The present invention relates to electrical connectors and, more particularly, to a coaxial connector wherein an electrical contact or conductor is captivated or restrained from axial and rotational movement and electrically compensated to improve the voltage standing wave ratio (VSWR) of the connector.
In the past, a significant problem that has been encountered in the coaxial connector field has been to design satisfactory means for captivating the center conductor or contact of the connector against axial and rotational displacement. It has been found that axial and rotational loads may be transmitted to the center contact either directly or indirectly through the coaxial cable causing it to be dislodged or displaced from the dielectric member or core. In other words, the problem manifests itself by the center contact moving axially or rotationally relative to the outer conductor or connector shell. It is well known that axial and rotational loads on the center contact are frequently encountered during normal use of a coaxial connector causing potential signal interference or interruption. Additionally, the problem is aggravated whenever a substantial tension is placed on the cable being joined by the coaxial connector or by thermal shock which can cause relative size changes in the components of the connector.
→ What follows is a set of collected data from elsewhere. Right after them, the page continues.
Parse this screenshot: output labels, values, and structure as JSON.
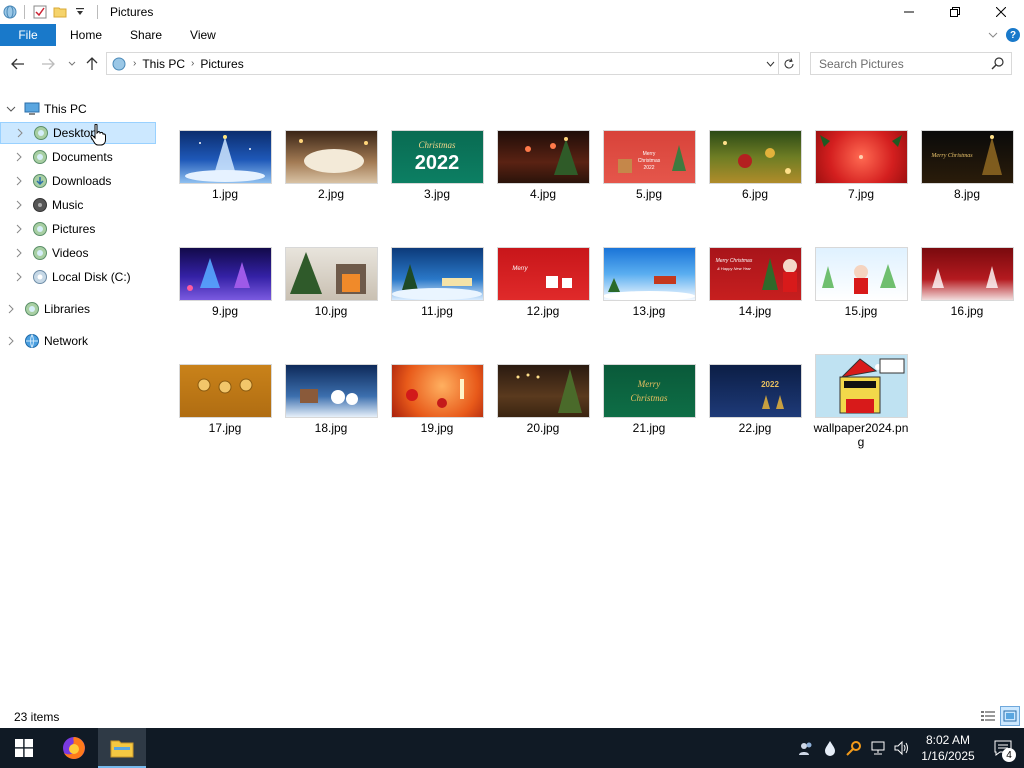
{
  "window": {
    "title": "Pictures",
    "minimize_icon": "minimize-icon",
    "maximize_icon": "restore-icon",
    "close_icon": "close-icon"
  },
  "ribbon": {
    "tabs": [
      {
        "label": "File"
      },
      {
        "label": "Home"
      },
      {
        "label": "Share"
      },
      {
        "label": "View"
      }
    ],
    "accent": "#1979ca"
  },
  "address": {
    "crumbs": [
      {
        "label": "This PC"
      },
      {
        "label": "Pictures"
      }
    ]
  },
  "search": {
    "placeholder": "Search Pictures"
  },
  "sidebar": {
    "items": [
      {
        "label": "This PC"
      },
      {
        "label": "Desktop"
      },
      {
        "label": "Documents"
      },
      {
        "label": "Downloads"
      },
      {
        "label": "Music"
      },
      {
        "label": "Pictures"
      },
      {
        "label": "Videos"
      },
      {
        "label": "Local Disk (C:)"
      },
      {
        "label": "Libraries"
      },
      {
        "label": "Network"
      }
    ],
    "selected": "Desktop"
  },
  "files": [
    {
      "name": "1.jpg"
    },
    {
      "name": "2.jpg"
    },
    {
      "name": "3.jpg",
      "thumb_text": "Christmas 2022"
    },
    {
      "name": "4.jpg"
    },
    {
      "name": "5.jpg",
      "thumb_text": "Merry Christmas 2022"
    },
    {
      "name": "6.jpg"
    },
    {
      "name": "7.jpg"
    },
    {
      "name": "8.jpg",
      "thumb_text": "Merry Christmas"
    },
    {
      "name": "9.jpg"
    },
    {
      "name": "10.jpg"
    },
    {
      "name": "11.jpg"
    },
    {
      "name": "12.jpg"
    },
    {
      "name": "13.jpg"
    },
    {
      "name": "14.jpg",
      "thumb_text": "Merry Christmas & Happy New Year"
    },
    {
      "name": "15.jpg"
    },
    {
      "name": "16.jpg"
    },
    {
      "name": "17.jpg"
    },
    {
      "name": "18.jpg"
    },
    {
      "name": "19.jpg"
    },
    {
      "name": "20.jpg"
    },
    {
      "name": "21.jpg",
      "thumb_text": "Merry Christmas"
    },
    {
      "name": "22.jpg",
      "thumb_text": "2022"
    },
    {
      "name": "wallpaper2024.png"
    }
  ],
  "status": {
    "item_count": "23 items"
  },
  "taskbar": {
    "time": "8:02 AM",
    "date": "1/16/2025",
    "notification_count": "4"
  }
}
Other proposed solutions to this problem include utilizing flanges, shoulders, barbs and the like which cooperate with the supporting dielectric member. It will be appreciated that a flange or shoulder extending outwardly from the center conductor creates a change in spacing between the outer conductor or shell and the center conductor creating electrical discontinuities which impair performance. Those skilled in the art have heretofore assumed that coaxial connector performance must always be adversely affected in terms of VSWR by the use of such physical or mechanical retaining means as flanges, shoulders, barbs and the like. It has been recognized that flanges or shoulders have excellent axial retaining capabilities with little or no rotational retaining capability.
In an attempt to overcome the problem of electrical discontinuity while at the same time providing sufficient retaining capabilities, it has been common in the art to secure the center conductor, dielectric member and outer conductor against relative axial and rotational movement by epoxy pinning. This was proposed as a means for retaining the components in a desired relative position of assembly without causing significant electrical discontinuties which might impair the electrical characteristics of a coaxial connector. Epoxy pinning disclosed, for example, in U.S. Pat. No. 3,292,117, has nevertheless proven to be less than completely desirable due in part to the fairly complicated assembly process required.
With epoxy pinning, the surface to be bonded must be clean and free of dirt, oil, grease, tarnish, and other foreign materials to achieve a good bond and a satisfactory seal. This requires solvent cleaning by wiping with a clean, lint-free cloth or a paper wiper moistened with a suitable solvent. The bonding operation then must be performed as soon as possible upon completion of final cleaning to assure that the surface does not become contaminated in the interim. This requires thorough blending at the precise time of need due to the relative short pot life of epoxy. After the epoxy has been applied, it must be heat-cured for several hours and/or room temperature cured for approximately one day.
In order to overcome some of the inherent difficulties with epoxy pinning, physical or mechanical retaining means for the center conductor have been reviewed with a renewed interest. The design must take into consideration that the dielectric member is usually of a relatively smooth and frictionless material such as the synthetic resin polymer sold under the trademark Teflon. It is well appreciated that such a material does not frictionally grip the center conductor adequately to prevent axial and rotational movement of the center conductor relative to the remainder of the coaxial connector especially after repeated engagement and disengagement. Electrical connectors generally, and coaxial connectors in particular, must therefore be designed to minimize the possibility of a shift in the inner conductor or contact of the connector which could result in improper mating and orientation of components causing electrical discontinuities. As a result, any physical or mechanical retaining means for the inner conductor or contact must necessarily embrace all of these considerations.